The Corner

Health Care

Florida Judge Makes Inconvenient Student-Masking Data Disappear

( igoriss/Getty Images)

In the COVID era of debate, appeals to authority have gone viral. I recently mentioned one example: Politifact rated “false” the claim that student-masking “lacks a well-grounded scientific justification.” One might assume that Politifact cited data showing that masks on students slow viral spread, improve health outcomes, and have minimal effect on learning and socialization. Nope! All it could do was appeal to the authority of the CDC and like-minded researchers who offered such ringing endorsements as, “Mechanistically, it is a little hard to believe masking would not have some effect.”

Last week, as part of his ruling against Florida governor Ron DeSantis’s mask-optional policy, a state judge engaged in perhaps the most egregious appeal to authority I have seen so far. By way of background, the governor’s order banning mask mandates had cited “a Brown University study [that] analyzed COVID-19 data for schools in Florida and found no correlation with mask mandates.” That is indeed what the study found. Keep that in mind.

The Brown University study’s lead author Emily Oster and her co-authors did include several disclaimers in their paper about the limitations of observational studies — e.g., “we cannot make strong causal claims,” “we [could] not control for community mitigation practices,” and so on. That’s all fine. Everyone agrees that a randomized controlled trial would be more definitive, but for now this is the best we have.

The authors went too far, however, when they suggested in their summary that students should wear masks anyway:

We would emphasize that in general this [other] literature suggests in-person school can be operated safely with appropriate mitigation, which typically includes universal masking. It would be premature to draw any alternative conclusions about this question based on this preliminary data.

This implicit endorsement of masking may or may not be justified based on other evidence, but it indisputably does not follow from the data analysis in their paper. The authors’ remarks here are analogous to “dicta” in a judicial opinion — side observations that are not part of the actual holding.
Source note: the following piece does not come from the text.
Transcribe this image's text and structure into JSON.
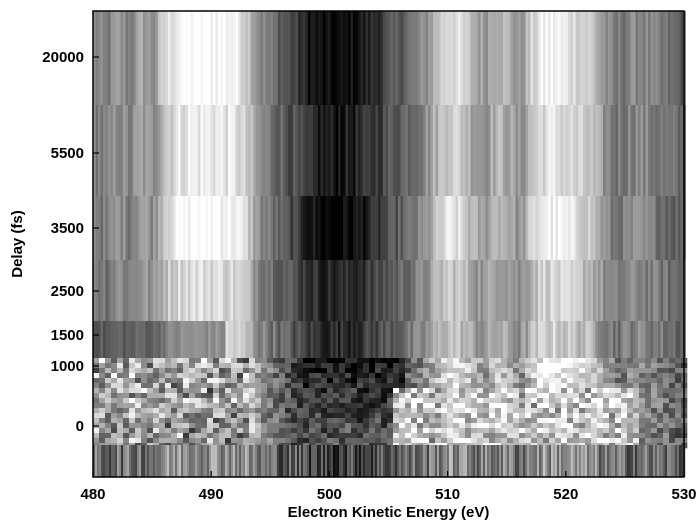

Now back to that Florida judge. In his decision, he uses the authors’ dicta not merely to cast doubt on their findings, but to deny that their findings even exist! He delivered his opinion orally, so the text is choppy, but here is the relevant part:

This study doesn’t say masking is not effective. In fact, it recommends universal masking. . . . [DeSantis] said that [the Brown report] had analyzed Covid data and found no correlation with mask mandates. If that’s true, why did the Brown report recommend that universal masking was still the way to go?

Now I don’t say that the governor has time enough to read a report that’s that thick, but his advisors do. So the statement in the executive order is just incorrect. That study does not find “no correlation” with mask mandates.

Remember, “no correlation” is exactly what the study found. However, this judge believes that appeals to authority are so powerful that they can make data disappear. Because the authors added some side comments about how they still favor masking, the judge literally cannot believe that their data analysis tends to support the opposite position. In this legal proceeding, the word of the authorities trumps actual evidence.

The danger here is underappreciated. Prior to COVID, there had been a movement to “democratize” science in the sense that data and code-sharing should be the norm, and that working papers could receive informal peer review from just about anyone on the Internet. The point was to avoid having a priestly class that could make unquestioned pronouncements about The Science. Now the priestly class is back with a vengeance. People who disagree with the public-health establishment are widely censored, “but the CDC says . . .” has become a mic-dropping argument, and judges are so enamored with expert authority that they cannot even comprehend the existence of contrary data.

Jason Richwine is a public-policy analyst and a contributor to National Review Online.